Today, the principal representative is Java, whose virtual machine is available, on the principal operating systems (Windows, Linux, Mac OS, FreeBSD or Solaris).

The computer programming language of Microsoft, C# also has a virtual machine, but it is intended to function only on Windows. However, the project Mono aims to implement such a virtual machine and its software libraries.

The achievable one

This level of portability is in particular offered by the format of achievable Universal binaries of Apple, or of the applications are carried out indifferently on architecture PowerPC and X86, but only on Mac OS X

Operating system

As one saw, the concept of environment of execution for an operating system indicates the material architecture on which it is carried out. The level of portability of a system thus depends on its capacity to be abstracted from specificities from the material by having a minimum from code depend on the material. On this level, the great difficulty is to have a collection of pilot peripherals rather wide so that the use of the operating system is interesting.

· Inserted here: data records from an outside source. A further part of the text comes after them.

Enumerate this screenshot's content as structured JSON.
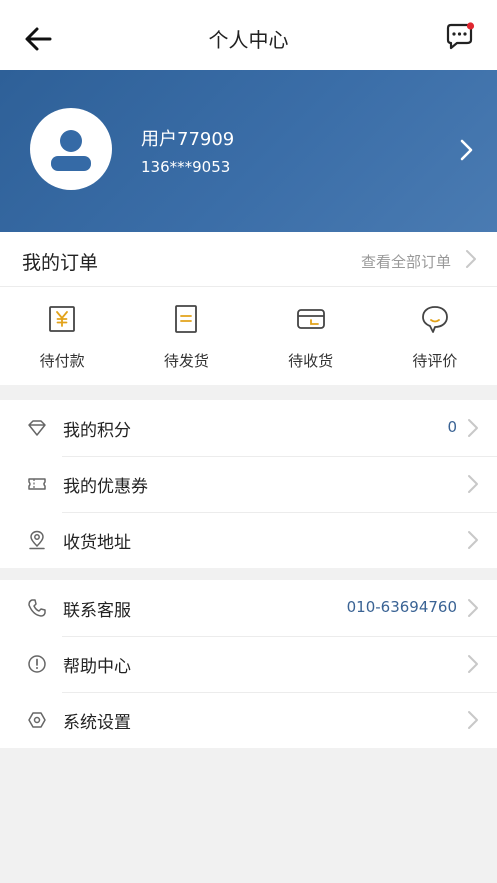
{
  "header": {
    "title": "个人中心"
  },
  "profile": {
    "username": "用户77909",
    "phone": "136***9053"
  },
  "orders": {
    "title": "我的订单",
    "view_all": "查看全部订单",
    "tabs": [
      {
        "label": "待付款",
        "icon": "yen-icon"
      },
      {
        "label": "待发货",
        "icon": "document-icon"
      },
      {
        "label": "待收货",
        "icon": "package-icon"
      },
      {
        "label": "待评价",
        "icon": "comment-icon"
      }
    ]
  },
  "menu1": [
    {
      "label": "我的积分",
      "value": "0",
      "icon": "diamond-icon"
    },
    {
      "label": "我的优惠券",
      "value": "",
      "icon": "coupon-icon"
    },
    {
      "label": "收货地址",
      "value": "",
      "icon": "location-icon"
    }
  ],
  "menu2": [
    {
      "label": "联系客服",
      "value": "010-63694760",
      "icon": "phone-icon"
    },
    {
      "label": "帮助中心",
      "value": "",
      "icon": "help-icon"
    },
    {
      "label": "系统设置",
      "value": "",
      "icon": "settings-icon"
    }
  ],
  "colors": {
    "profile_bg": "#3a6aa3",
    "accent_text": "#3a6394",
    "badge": "#e0262f"
  }
}
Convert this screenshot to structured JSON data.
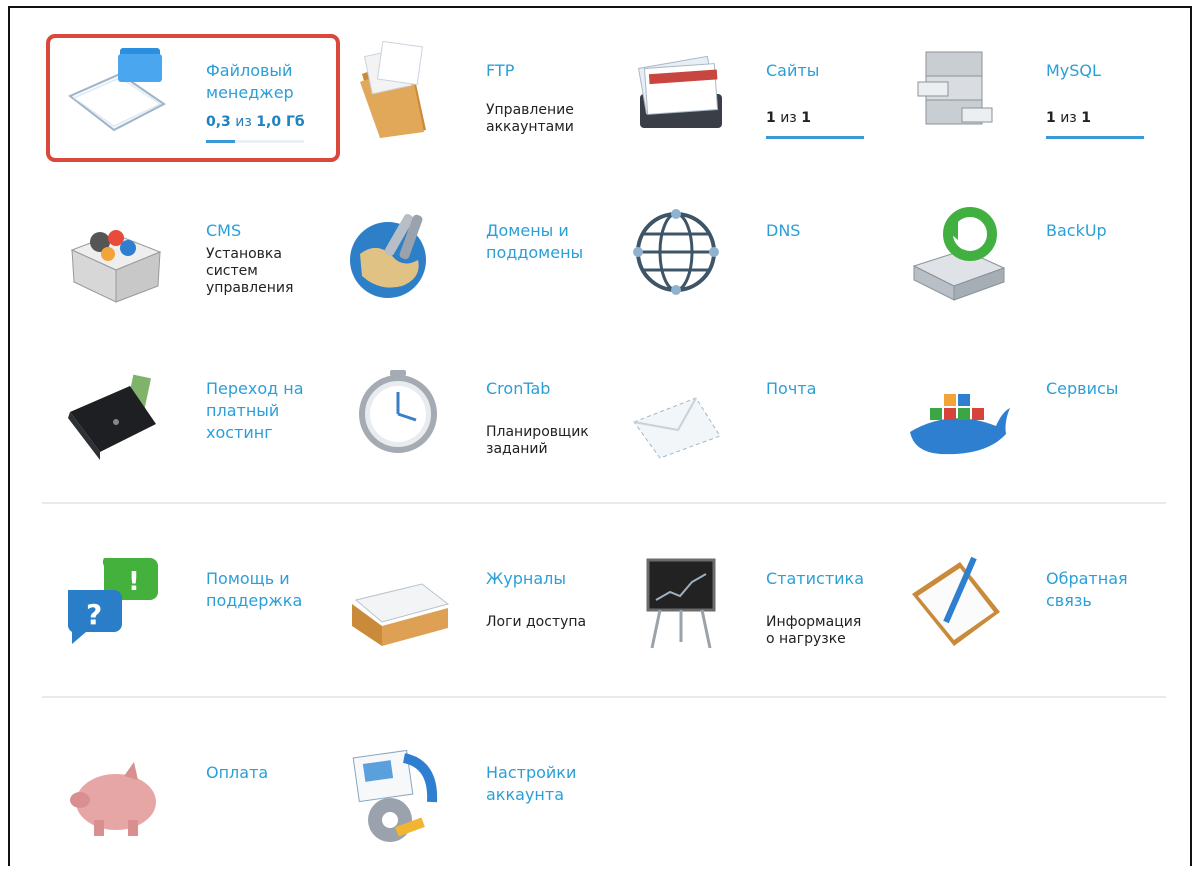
{
  "tiles": {
    "file_manager": {
      "title": "Файловый\nменеджер",
      "used": "0,3",
      "of_word": "из",
      "total": "1,0 Гб",
      "progress": 0.3
    },
    "ftp": {
      "title": "FTP",
      "desc": "Управление\nаккаунтами"
    },
    "sites": {
      "title": "Сайты",
      "used": "1",
      "of_word": "из",
      "total": "1",
      "progress": 1.0
    },
    "mysql": {
      "title": "MySQL",
      "used": "1",
      "of_word": "из",
      "total": "1",
      "progress": 1.0
    },
    "cms": {
      "title": "CMS",
      "desc": "Установка\nсистем\nуправления"
    },
    "domains": {
      "title": "Домены и\nподдомены"
    },
    "dns": {
      "title": "DNS"
    },
    "backup": {
      "title": "BackUp"
    },
    "paid_hosting": {
      "title": "Переход на\nплатный\nхостинг"
    },
    "crontab": {
      "title": "CronTab",
      "desc": "Планировщик\nзаданий"
    },
    "mail": {
      "title": "Почта"
    },
    "services": {
      "title": "Сервисы"
    },
    "help": {
      "title": "Помощь и\nподдержка"
    },
    "logs": {
      "title": "Журналы",
      "desc": "Логи доступа"
    },
    "stats": {
      "title": "Статистика",
      "desc": "Информация\nо нагрузке"
    },
    "feedback": {
      "title": "Обратная\nсвязь"
    },
    "payment": {
      "title": "Оплата"
    },
    "account_settings": {
      "title": "Настройки\nаккаунта"
    }
  },
  "colors": {
    "link": "#2a9fd8",
    "highlight_border": "#d9483b",
    "progress": "#3899d6"
  }
}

Today, the most portable system is certainly NetBSD, available on more than fifty material architectures (energy of the Superordinateur to the Grill-pain).

Mobile telephony

In the field of mobile telephony, a version for mobiles of the language Java, J2ME - Midp, ensures the plays and applications a certain portability. It résoud not all problems specific to the hundreds of mobile phones available, with their characteristics, their firmwares and their bugs. The bearing, i.e. the rewriting of the application for each different telephone, remains necessary because of this heterogeneity.